Profesionalisme dalam Merawat Situs Majapahit

Posted in Uncategorized by arsiteknusantara on Maret 7, 2009

Oleh Tjahja Tribinuka, MT

Staff pengajar Jurusan Arsitektur ITS

Diterbitkan di harian Surabaya Post, Minggu 25 Januari 2009

Kebesaran bangunan dari kerajaan Majapahit yang pernah menguasai nusantara pada abad ke 13 sampai saat ini masih banyak tertinggal di daerah Trowulan, Mojokerto. Baik berupa candi maupun artefak lain berusaha dirawat sedemikian rupa hingga generasi berikutnya dapat mempelajari berbagai kelebihan yang telah dimiliki nenek moyangnya. Namun demikian, usaha ini juga perlu disertai dengan profesionalisme yang melibatkan berbagai bidang. Terbukti bahwa arsitek Belanda bernama Henri Mclaine Pont lebih dapat mengungkapkan eksistensi situs majapahit bukan saja menggunakan bidang ilmu arkeologi, namun juga ilmu sastra dari kitab Negara Kertagama. Dalam proses menyibak misteri situs Majapahit yang hasilnya dapat dinikmati di Museum Trowulan saat ini, tentunya dasar ilmu arsitektur yang sudah dimilliki oleh Mclaine Pont secara otomatis juga dilibatkan.

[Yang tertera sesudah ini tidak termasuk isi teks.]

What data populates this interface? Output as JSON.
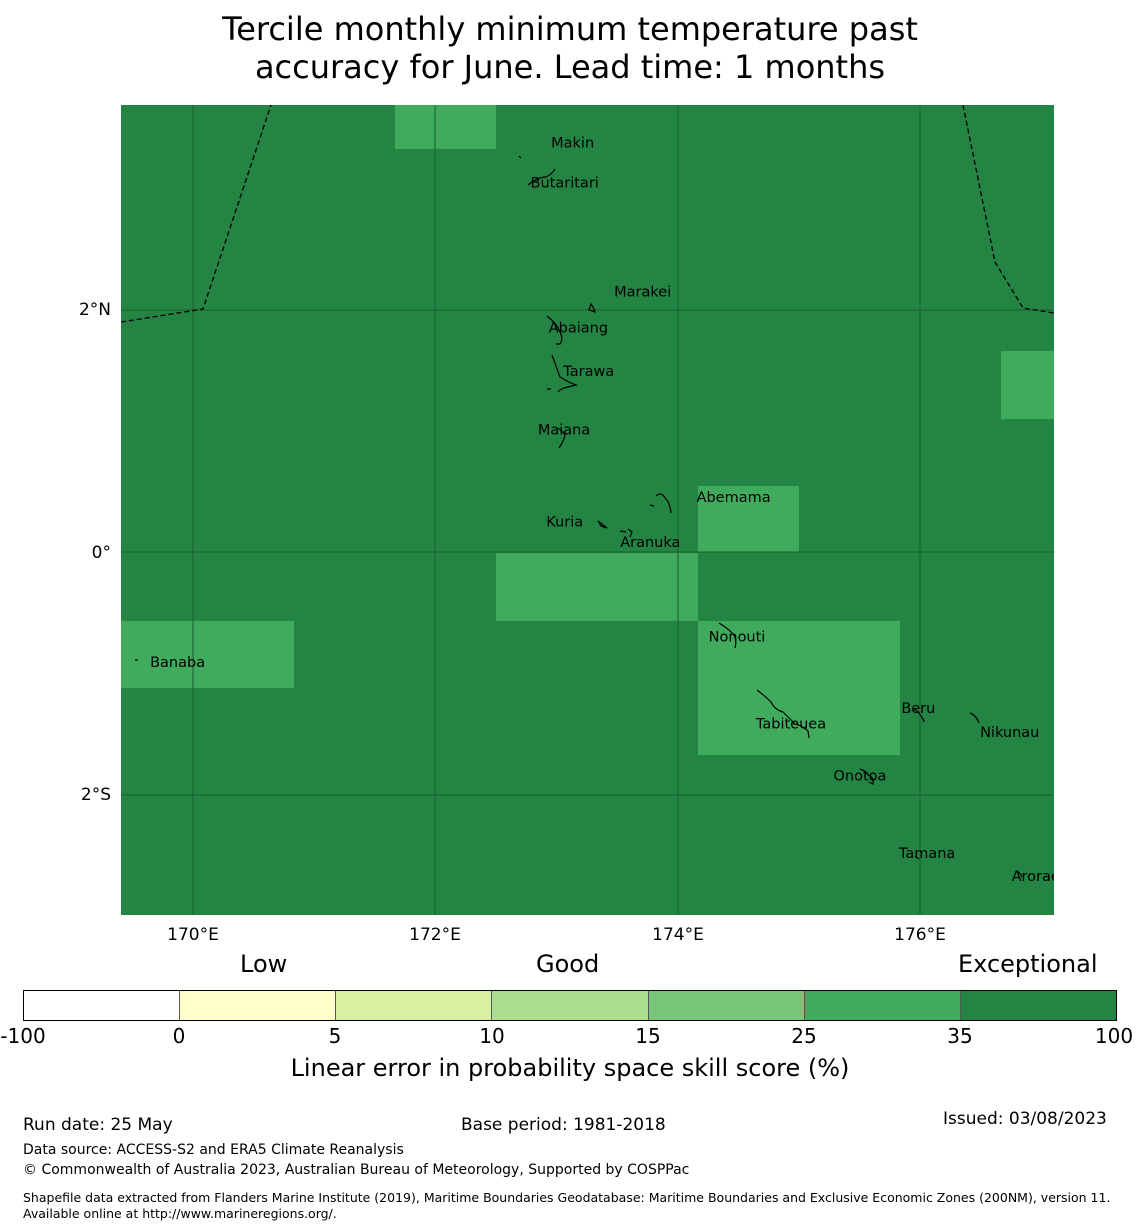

Jika wujud situs tersebut berupa karya arsitektur yang membutuhkan pemikiran kritis tentang langgam dan sistem konstruksi, maka selayaknya pembongkaran dan penyusunannya disesuaikan dengan kaidah konservasi bangunan secara arsitektural pula. Sebagai contoh, penguatan konstruksi dari rumah ‘Falling Water’ karya arsitek Frank Lloyd Wright yang mengharuskan membongkar lantai dilakukan dengan sistem yang amat profesional. Lempengan batu penyusun lantai bahkan diberi nomor dan dipetakan dengan gambar agar dapat dikembalikan sesuai aslinya. Berlainan dengan yang terjadi pada penemuan kerangka manusia di dalam situs Sumur Upas, Trowulan. Pengangkatan kerangka dilakukan tanpa pemetaan yang jelas sehingga ketika diletakkan kembali menjadi sangat berbeda dengan posisi badan kerangka saat ditemukan. Kerangka manusia merupakan obyek sejarah yang berukuran lebih kecil dari lantai ‘Falling Water’, namun penangannya justru malah tidak terpetakan secara otentik.

resize-of-1a

Gambar 1a. Penemuan kerangka manusia di situs Sumur Upas, Trowulan. Terlihat posisi tidur manusia dari kerangka saat awal ditemukan, kemudian dipindah dalam kotak kayu dengan posisi yang sudah berbeda. Saat ini, kerangka tersebut dalam posisi berserak berantakan seperti benda tidak berguna.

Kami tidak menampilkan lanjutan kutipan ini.